Teams Cannot Ignore Digital Sales Channels Anymore
There are now 40 Madison Square Garden sales staff who are unemployed because they recognized something that the industry refuses to: That digital sales channels can trump useless, 100-phone-calls per rep metrics.
According to The New York Post, The MSG staff purchased the cheapest tickets available from the Knicks and Rangers, at face value, and were able to flip it on secondary market digital channels at a 61 percent mark-up. And while they violated staff policy in doing so, they also proved how behind the times most of team sales strategies are.
While their actions were wrong to violate company policy, it also says something about the lack of aptitude toward innovation at the top levels of each franchise. That even the young professionals at the bottom of the franchise recognize that the standard sales practices of a telemarketing sales are useless (1%-10% success ratio, depending on who you ask), and that there is a billion dollar empire awaiting on the secondary market. Yet, the majority of franchise executives don’t want to listen.
The assumption of why they don’t want to listen is always up for debate; They fear that going to a digital sales channel distribution model will end up rendering their own positions within the franchise as useless or without having 100 young sales reps making 100 calls per day, the power that they hold as supervisors diminishes as well.
Yet, the convergence is happening, whether franchise executives at the top of the food pyramid now want to realize it or not.
Some of the arguments lauded against this are that relationship building skills need to be continually fostered with the customer. Great. But what does that have to do with the phone call? Are relationship buildings skills only created through phone calls? If so, that’s got to be a big surprise to Amazon. They generate billions in revenue, and customers swear by their service, yet I cannot recall ever getting a phone call from an Amazon staff member.
Another argument is that the purchasing power of a season ticket is such that it requires someone to be directly contacted through phone. No one buys high end items like that over the Internet. Which must be news to the stock trading sites, as well as mobile banking, and other retail organizations that generating billions in assets being purchased and moved without ever talking to anyone.
Sports staff employment has always existed on the premise of turning and burning 100 ticket sales representatives at an $18k+commission salary structure. Rarely is it about re-investing in those reps, as well as creating it so there is a bidding war for the best entry level graduates out of college. Because there’s never been a need to do that before. But as sports changes, with the digital convergence that is coming, it may be the sports executive who understands programming and social media presence that wins, beyond all else, in order to sell the seat inventory assets that the franchise has to offer.

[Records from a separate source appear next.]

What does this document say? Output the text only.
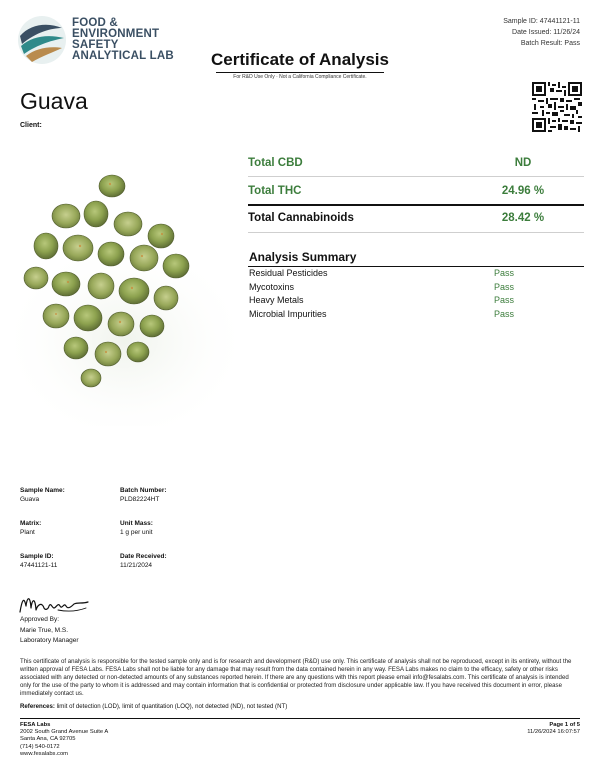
FOOD &
ENVIRONMENT
SAFETY
ANALYTICAL LAB
Sample ID: 47441121-11
Date Issued: 11/26/24
Batch Result: Pass
Certificate of Analysis
For R&D Use Only · Not a California Compliance Certificate.
Guava
Client:
Total CBD	ND
Total THC	24.96 %
Total Cannabinoids	28.42 %
Analysis Summary
Residual Pesticides	Pass
Mycotoxins	Pass
Heavy Metals	Pass
Microbial Impurities	Pass
Sample Name:
Guava
Batch Number:
PLD82224HT
Matrix:
Plant
Unit Mass:
1 g per unit
Sample ID:
47441121-11
Date Received:
11/21/2024
Approved By:
Marie True, M.S.
Laboratory Manager
This certificate of analysis is responsible for the tested sample only and is for research and development (R&D) use only. This certificate of analysis shall not be reproduced, except in its entirety, without the written approval of FESA Labs. FESA Labs shall not be liable for any damage that may result from the data contained herein in any way. FESA Labs makes no claim to the efficacy, safety or other risks associated with any detected or non-detected amounts of any substances reported herein. If there are any questions with this report please email info@fesalabs.com. This certificate of analysis is intended only for the use of the party to whom it is addressed and may contain information that is confidential or protected from disclosure under applicable law. If you have received this document in error, please immediately contact us.
References: limit of detection (LOD), limit of quantitation (LOQ), not detected (ND), not tested (NT)
FESA Labs
2002 South Grand Avenue Suite A
Santa Ana, CA 92705
(714) 540-0172
www.fesalabs.com
Page 1 of 5
11/26/2024 16:07:57
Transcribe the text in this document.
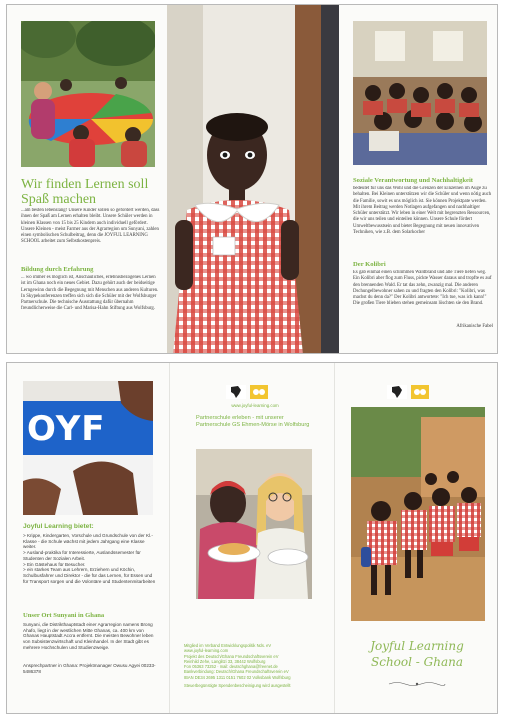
Wir finden Lernen soll Spaß machen
...am besten lebenslang! Unsere Kinder sollen so gefördert werden, dass ihnen der Spaß am Lernen erhalten bleibt. Unsere Schüler werden in kleinen Klassen von 15 bis 25 Kindern auch individuell gefördert. Unsere Kleinen - meist Farmer aus der Agrarregion um Sunyani, zahlen einen symbolischen Schulbeitrag, denn die JOYFUL LEARNING SCHOOL arbeitet zum Selbstkostenpreis.
Bildung durch Erfahrung
... wo immer es möglich ist, Anschauliches, erlebnisbezogenes Lernen ist im Ghana noch ein neues Gebiet. Dazu gehört auch der beidseitige Lerngewinn durch die Begegnung mit Menschen aus anderen Kulturen. In Skypekonferenzen treffen sich sich die Schüler mit der Wolfsburger Partnerschule. Die technische Ausstattung dafür übernahm freundlicherweise die Carl- und Marisa-Hahn Stiftung aus Wolfsburg.
Soziale Verantwortung und Nachhaltigkeit
bedeutet für uns das Wohl und die Grenzen der Einzelnen im Auge zu behalten. Bei Kleinen unterstützen wir die Schüler und wenn nötig auch die Familie, sowit es uns möglich ist. Sie können Projektpate werden. Mit ihrem Beitrag werden Notlagen aufgefangen und nachhaltiger Schüler unterstützt. Wir leben in einer Welt mit begrenzten Ressourcen, die wir uns teilen und einteilen können. Unsere Schule fördert Umweltbewusstsein und bietet Begegnung mit neuen innovativen Techniken, wie z.B. dem Solarkocher
Der Kolibri
Es gab einmal einen schlimmen Waldbrand und alle Tiere liefen weg. Ein Kolibri aber flog zum Fluss, pickte Wasser daraus und tropfte es auf den brennenden Wald. Er tat das zehn, zwanzig mal. Die anderen Dschungelbewohner sahen zu und fragten den Kolibri: "Kolibri, was machst du denn da?" Der Kolibri antwortete: "Ich tue, was ich kann!" Die großen Tiere blieben stehen gemeinsam löschten sie den Brand.
Afrikanische Fabel
OYF
Joyful Learning bietet:
> Krippe, Kindergarten, Vorschule und Grundschule von der Kl.-Klasse - die Schule wächst mit jedem Jahrgang eine Klasse weiter.
> Ausland-praktika für Interessierte, Auslandssemester für Studenten der Sozialen Arbeit.
> Ein Gästehaus für Besucher.
> ein starkes Team aus Lehrern, Erziehern und Köchin, Schulbusfahrer und Direktor - die für das Lernen, für Essen und für Transport sorgen und die Volontäre und Studentenmitarbeiten
Unser Ort Sunyani in Ghana
Sunyani, die Distrikthauptstadt einer Agrarregion namens Brong Ahafo, liegt in der westlichen Mitte Ghanas, ca. 400 km von Ghanas Hauptstadt Accra entfernt. Die meisten Bewohner leben von Subsistenzwirtschaft und Kleinhandel. In der Stadt gibt es mehrere Hochschulen und Studienzweige.
Ansprechpartner in Ghana: Projektmanager Owusu Agyei 00233-5486378
www.joyful-learning.com
Partnerschule erleben - mit unserer Partnerschule GS Ehmen-Mörse in Wolfsburg
Mitglied im Verband Entwicklungspolitik Nds. eV
www.joyful-learning.com
Projekt des Deutsch/Ghana Freundschaftsverein eV
Reinhild Zehe, Langlitzi 33, 38442 Wolfsburg
Fon 05363 73252 · mail: deutschghana@freenet.de
Bankverbindung: Deutsch/Ghana Freundschaftsverein eV
IBAN DE34 2695 1311 0151 7602 02 Volksbank Wolfsburg
Steuerbegünstigte Spendenbescheinigung wird ausgestellt
Joyful Learning
School - Ghana
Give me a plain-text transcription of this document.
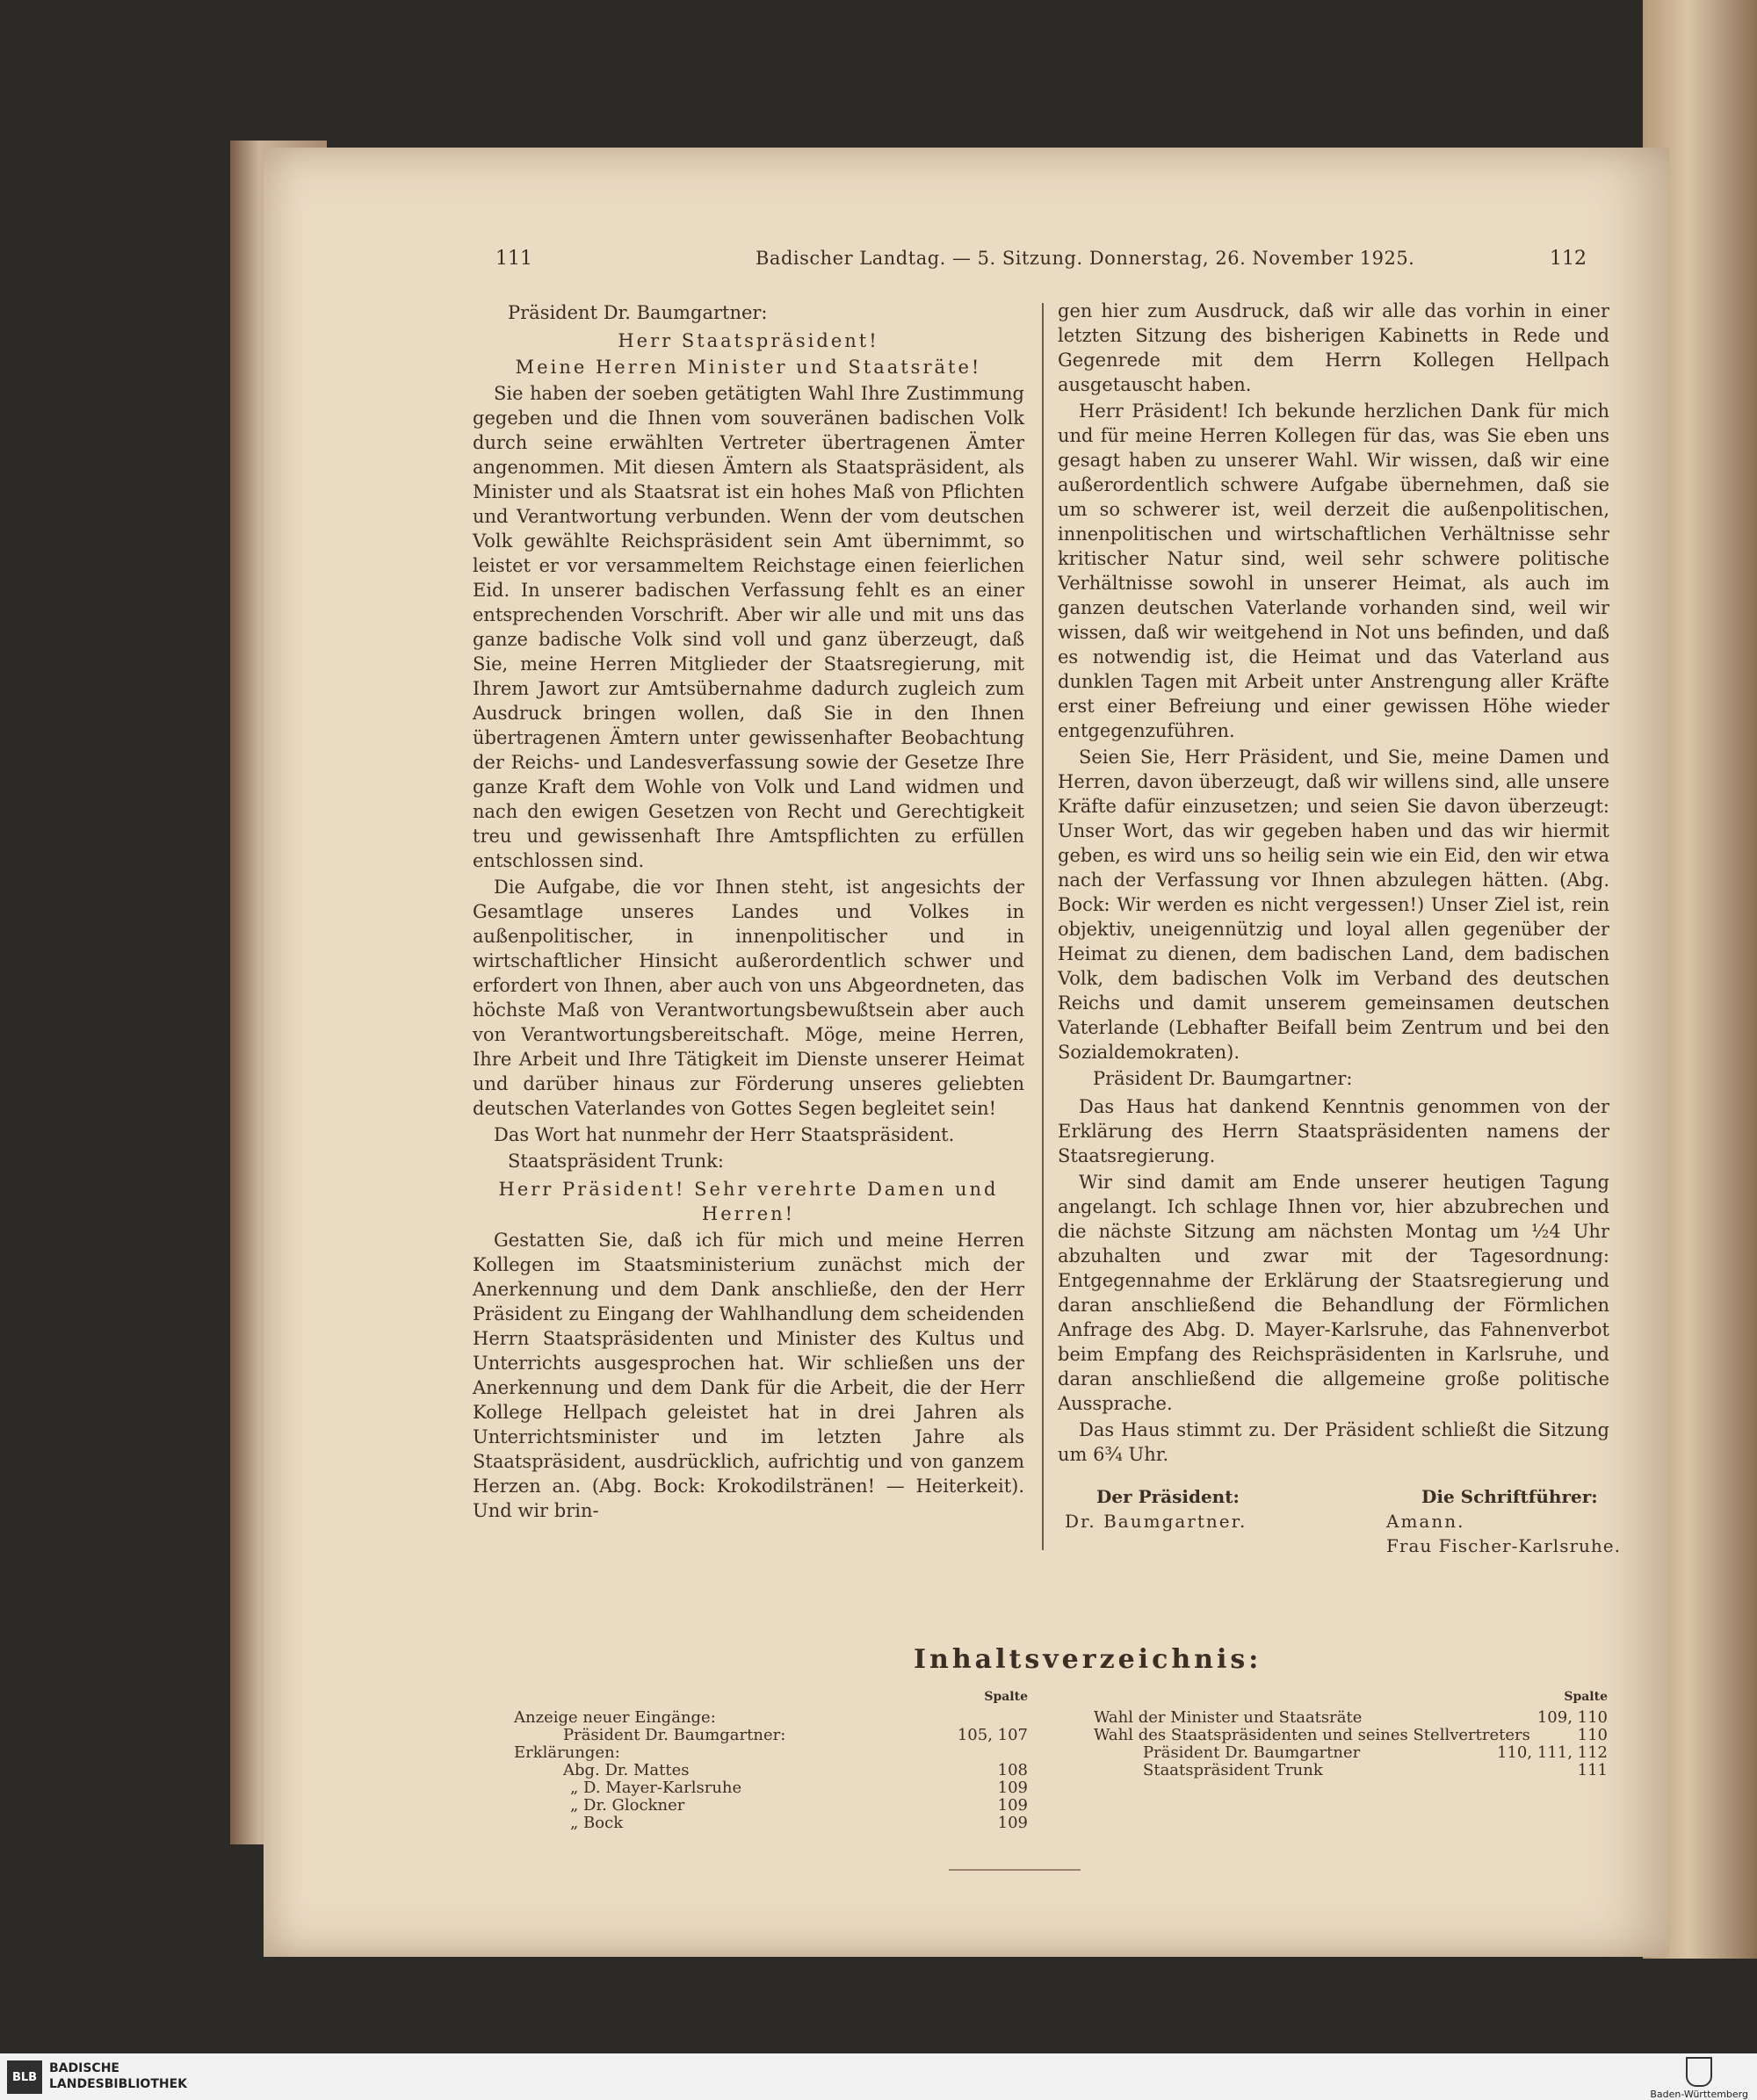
111	Badischer Landtag. — 5. Sitzung. Donnerstag, 26. November 1925.	112

Präsident Dr. Baumgartner:

Herr Staatspräsident!

Meine Herren Minister und Staatsräte!

Sie haben der soeben getätigten Wahl Ihre Zustimmung gegeben und die Ihnen vom souveränen badischen Volk durch seine erwählten Vertreter übertragenen Ämter angenommen. Mit diesen Ämtern als Staatspräsident, als Minister und als Staatsrat ist ein hohes Maß von Pflichten und Verantwortung verbunden. Wenn der vom deutschen Volk gewählte Reichspräsident sein Amt übernimmt, so leistet er vor versammeltem Reichstage einen feierlichen Eid. In unserer badischen Verfassung fehlt es an einer entsprechenden Vorschrift. Aber wir alle und mit uns das ganze badische Volk sind voll und ganz überzeugt, daß Sie, meine Herren Mitglieder der Staatsregierung, mit Ihrem Jawort zur Amtsübernahme dadurch zugleich zum Ausdruck bringen wollen, daß Sie in den Ihnen übertragenen Ämtern unter gewissenhafter Beobachtung der Reichs- und Landesverfassung sowie der Gesetze Ihre ganze Kraft dem Wohle von Volk und Land widmen und nach den ewigen Gesetzen von Recht und Gerechtigkeit treu und gewissenhaft Ihre Amtspflichten zu erfüllen entschlossen sind.

Die Aufgabe, die vor Ihnen steht, ist angesichts der Gesamtlage unseres Landes und Volkes in außenpolitischer, in innenpolitischer und in wirtschaftlicher Hinsicht außerordentlich schwer und erfordert von Ihnen, aber auch von uns Abgeordneten, das höchste Maß von Verantwortungsbewußtsein aber auch von Verantwortungsbereitschaft. Möge, meine Herren, Ihre Arbeit und Ihre Tätigkeit im Dienste unserer Heimat und darüber hinaus zur Förderung unseres geliebten deutschen Vaterlandes von Gottes Segen begleitet sein!

Das Wort hat nunmehr der Herr Staatspräsident.

Staatspräsident Trunk:

Herr Präsident! Sehr verehrte Damen und Herren!

Gestatten Sie, daß ich für mich und meine Herren Kollegen im Staatsministerium zunächst mich der Anerkennung und dem Dank anschließe, den der Herr Präsident zu Eingang der Wahlhandlung dem scheidenden Herrn Staatspräsidenten und Minister des Kultus und Unterrichts ausgesprochen hat. Wir schließen uns der Anerkennung und dem Dank für die Arbeit, die der Herr Kollege Hellpach geleistet hat in drei Jahren als Unterrichtsminister und im letzten Jahre als Staatspräsident, ausdrücklich, aufrichtig und von ganzem Herzen an. (Abg. Bock: Krokodilstränen! — Heiterkeit). Und wir brin-

gen hier zum Ausdruck, daß wir alle das vorhin in einer letzten Sitzung des bisherigen Kabinetts in Rede und Gegenrede mit dem Herrn Kollegen Hellpach ausgetauscht haben.

Herr Präsident! Ich bekunde herzlichen Dank für mich und für meine Herren Kollegen für das, was Sie eben uns gesagt haben zu unserer Wahl. Wir wissen, daß wir eine außerordentlich schwere Aufgabe übernehmen, daß sie um so schwerer ist, weil derzeit die außenpolitischen, innenpolitischen und wirtschaftlichen Verhältnisse sehr kritischer Natur sind, weil sehr schwere politische Verhältnisse sowohl in unserer Heimat, als auch im ganzen deutschen Vaterlande vorhanden sind, weil wir wissen, daß wir weitgehend in Not uns befinden, und daß es notwendig ist, die Heimat und das Vaterland aus dunklen Tagen mit Arbeit unter Anstrengung aller Kräfte erst einer Befreiung und einer gewissen Höhe wieder entgegenzuführen.

Seien Sie, Herr Präsident, und Sie, meine Damen und Herren, davon überzeugt, daß wir willens sind, alle unsere Kräfte dafür einzusetzen; und seien Sie davon überzeugt: Unser Wort, das wir gegeben haben und das wir hiermit geben, es wird uns so heilig sein wie ein Eid, den wir etwa nach der Verfassung vor Ihnen abzulegen hätten. (Abg. Bock: Wir werden es nicht vergessen!) Unser Ziel ist, rein objektiv, uneigennützig und loyal allen gegenüber der Heimat zu dienen, dem badischen Land, dem badischen Volk, dem badischen Volk im Verband des deutschen Reichs und damit unserem gemeinsamen deutschen Vaterlande (Lebhafter Beifall beim Zentrum und bei den Sozialdemokraten).

Präsident Dr. Baumgartner:

Das Haus hat dankend Kenntnis genommen von der Erklärung des Herrn Staatspräsidenten namens der Staatsregierung.

Wir sind damit am Ende unserer heutigen Tagung angelangt. Ich schlage Ihnen vor, hier abzubrechen und die nächste Sitzung am nächsten Montag um ½4 Uhr abzuhalten und zwar mit der Tagesordnung: Entgegennahme der Erklärung der Staatsregierung und daran anschließend die Behandlung der Förmlichen Anfrage des Abg. D. Mayer-Karlsruhe, das Fahnenverbot beim Empfang des Reichspräsidenten in Karlsruhe, und daran anschließend die allgemeine große politische Aussprache.

Das Haus stimmt zu. Der Präsident schließt die Sitzung um 6¾ Uhr.

Der Präsident:
Dr. Baumgartner.
Die Schriftführer:
Amann.
Frau Fischer-Karlsruhe.
Inhaltsverzeichnis:
Spalte
Anzeige neuer Eingänge:
Präsident Dr. Baumgartner:	105, 107
Erklärungen:
Abg. Dr. Mattes	108
„ D. Mayer-Karlsruhe	109
„ Dr. Glockner	109
„ Bock	109
Spalte
Wahl der Minister und Staatsräte	109, 110
Wahl des Staatspräsidenten und seines Stellvertreters	110
Präsident Dr. Baumgartner	110, 111, 112
Staatspräsident Trunk	111
BLB
BADISCHE
LANDESBIBLIOTHEK
Baden-Württemberg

The 40 MSG employees are unemployed for exploiting something that their own company refused to recognize as a financial opportunity. At a 61 percent profit margin. So, which end is worse? The employee who can purchase the product at asking price from their own company, yet flip it for higher by utilizing a sales channel that the franchise refuses to turn to? Or the franchise that refuses to learn from the employees, and ignores the 61 profit margin sitting there, in order to embrace an older technology that is less frequently used, daily.